Rice rhizodeposition promotes the build-up of organic carbon in soil via fungal necromass

Highlights

• Contribution of rhizodeposits to soil organic C (SOC) under high CO2 is quantified .

• 13C was used to trace components in the plant-soil-microbe continuum .

• 13C-amino sugars were accumulated in mineral SOC fraction at the booting stage .

• Rice rhizodeposits build up SOC via fungal necromass under elevated CO2 .

• Microbial necromass inclusion in climate models helps SOC-sequestration prediction .

Abstract

Rice rhizodeposition plays an important role in carbon sequestration in paddy soils. However, the pathways through which rice rhizodeposits contribute to soil organic C (SOC) formation are poorly understood because of specific paddy soil conditions. Furthermore, microbial necromass has been largely ignored in studies examining the contribution of rhizodeposits to C sequestration during plant growth. To evaluate the contribution of microbial necromass to SOC formation via rhizodeposition, rice (Oryza sativa L.) plants were continuously labeled with ¹³CO₂ for 38 days under ambient (aCO₂, 400 μL L⁻¹) or elevated CO₂ (eCO₂, 800 μL L⁻¹) in a paddy field at two levels of N fertilization. The distributions of photosynthetic-¹³C in the shoots and roots, microbial communities, and SOC fractions were quantified. eCO₂ increased plant growth and, consequently, the total ¹³C incorporated into the shoots, roots, and SOC compared to aCO₂, while N fertilization (100 kg N ha⁻¹) decreased root biomass and rhizodeposits in the soil and microbial pools, including living biomass (phospholipid fatty acids, PLFA) and microbial necromass (amino sugars). Rhizodeposits were initially immobilized mainly by bacteria and preferentially recovered in fungal necromass (glucosamine).

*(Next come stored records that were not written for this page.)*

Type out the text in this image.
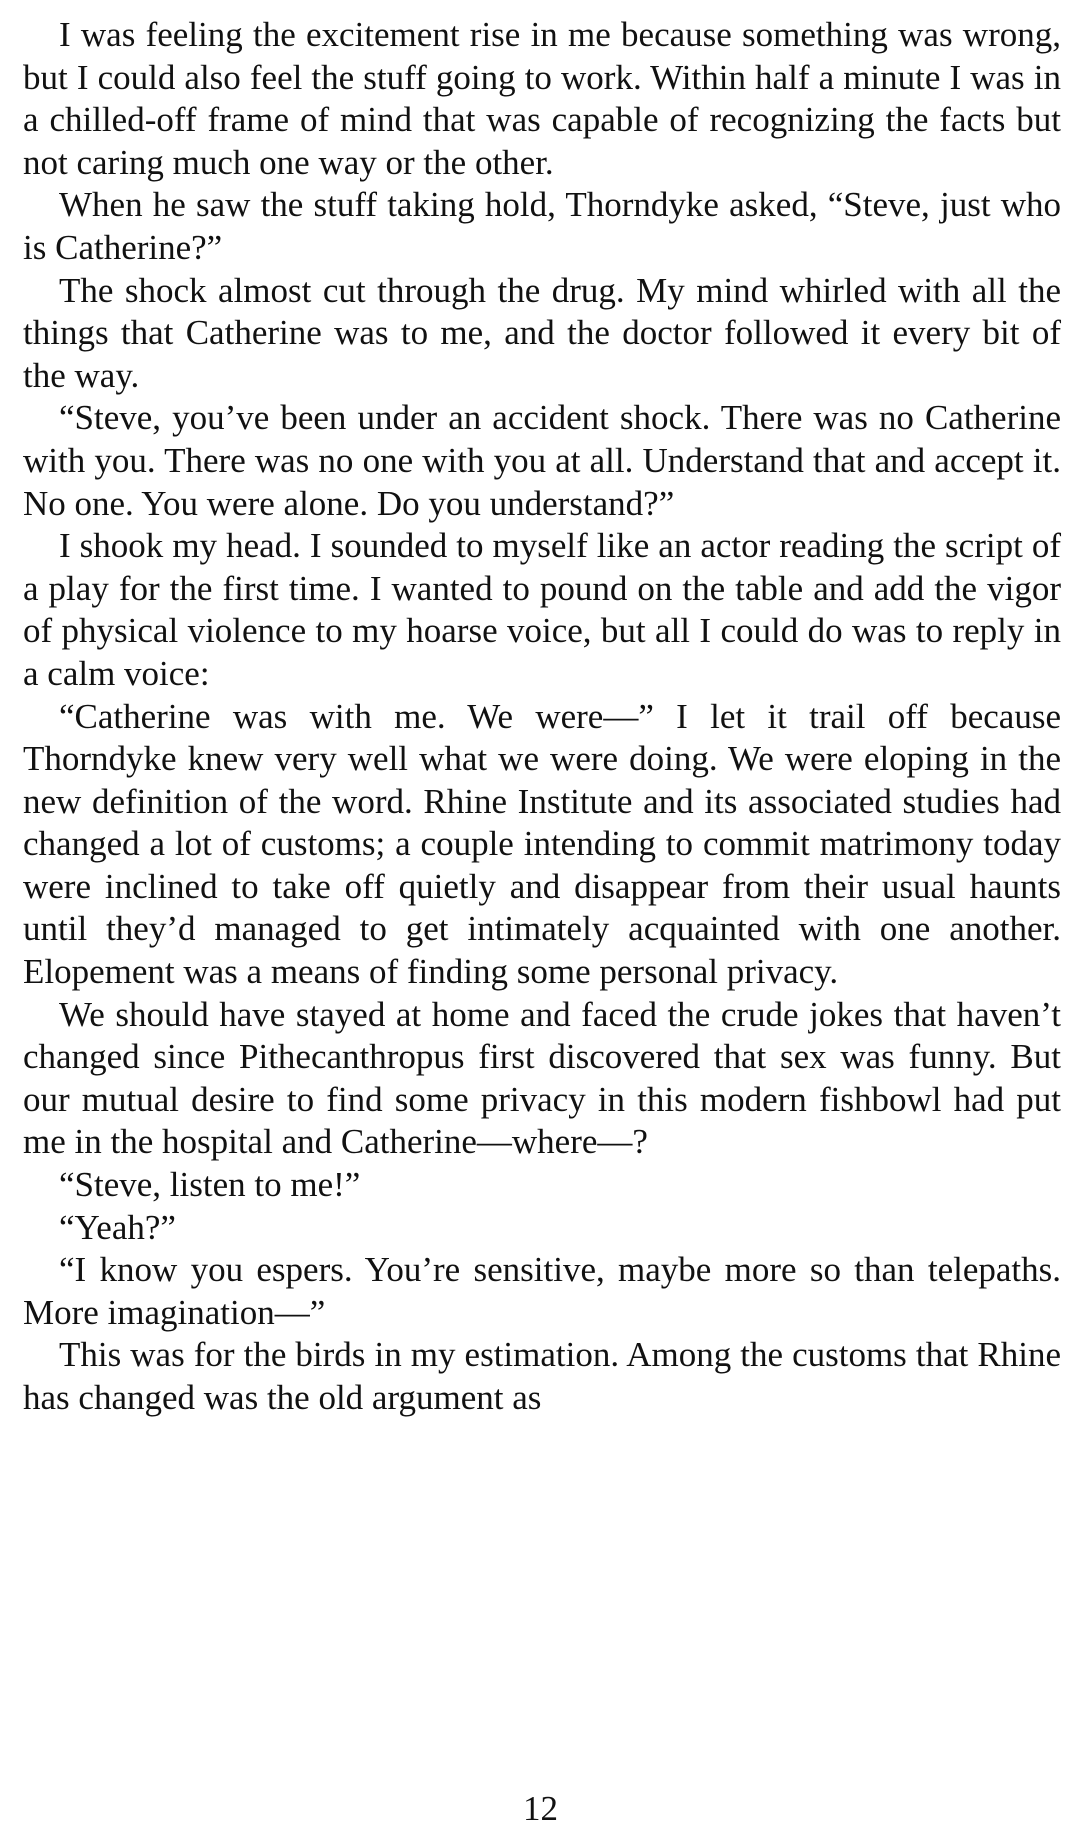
I was feeling the excitement rise in me because something was wrong, but I could also feel the stuff going to work. Within half a minute I was in a chilled-off frame of mind that was capable of recognizing the facts but not caring much one way or the other.

When he saw the stuff taking hold, Thorndyke asked, “Steve, just who is Catherine?”

The shock almost cut through the drug. My mind whirled with all the things that Catherine was to me, and the doctor followed it every bit of the way.

“Steve, you’ve been under an accident shock. There was no Catherine with you. There was no one with you at all. Understand that and accept it. No one. You were alone. Do you understand?”

I shook my head. I sounded to myself like an actor reading the script of a play for the first time. I wanted to pound on the table and add the vigor of physical violence to my hoarse voice, but all I could do was to reply in a calm voice:

“Catherine was with me. We were—” I let it trail off because Thorndyke knew very well what we were doing. We were eloping in the new definition of the word. Rhine Institute and its associated studies had changed a lot of customs; a couple intending to commit matrimony today were inclined to take off quietly and disappear from their usual haunts until they’d managed to get intimately acquainted with one another. Elopement was a means of finding some personal privacy.

We should have stayed at home and faced the crude jokes that haven’t changed since Pithecanthropus first discovered that sex was funny. But our mutual desire to find some privacy in this modern fishbowl had put me in the hospital and Catherine—where—?

“Steve, listen to me!”

“Yeah?”

“I know you espers. You’re sensitive, maybe more so than telepaths. More imagination—”

This was for the birds in my estimation. Among the customs that Rhine has changed was the old argument as

12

While ¹³C incorporation into PLFAs was slightly increased during plant growth, ¹³C in microbial necromass increased greatly between the tillering and booting stages. Fungal necromass, which is less decomposable compared to bacterial residues, was the largest contributor to C sequestration with rhizodeposits via the mineral-associated SOC fraction, particularly under elevated CO₂ without N fertilization. This study reveals the significance of the C pathways from rhizodeposits through fungal necromass and organo-mineral associations for the build up of SOC in paddy fields.

Introduction

Plant root-derived carbon (C) dynamics in the rhizosphere are critical for assessing soil C sequestration and mitigating the greenhouse effect (Lehmann and Kleber, 2015; Zhu et al., 2018). In general, C is transferred from the atmosphere to the soil in the form of water-soluble sugars and organic acids, as well as large-molecular-weight compounds, such as mucilage and sloughed root cells, through plant photosynthesis and rhizodeposition (Kuzyakov and Schneckenberger, 2004; Jones et al., 2009). However, the input of C into soil through rhizodeposition is difficult to observe, with previous measurements focusing on the C pool size, which remains comparatively stable (Paterson et al., 2009). On the other hand, C isotope labeling techniques allow for the tracing of the photosynthesized-C flows and fate in the soil-plant-microbe continuum (Jones et al., 2009; Jeewani et al., 2020; Radajewski et al., 2000). Approximately 20–35% of the photoassimilates are allocated below ground, 10–16% are incorporated into roots, 3–5% are released as rhizodeposits, and 8–12% are lost as root and microbial respiration (Pausch and Kuzyakov, 2018). Variations in the quantity of photosynthesized-C flows depend on plant species, growth stages, soil physico-chemical properties, and nutrient availability, as well as the size, activity, and composition of microbial communities (Ge et al., 2012; Liu et al., 2019).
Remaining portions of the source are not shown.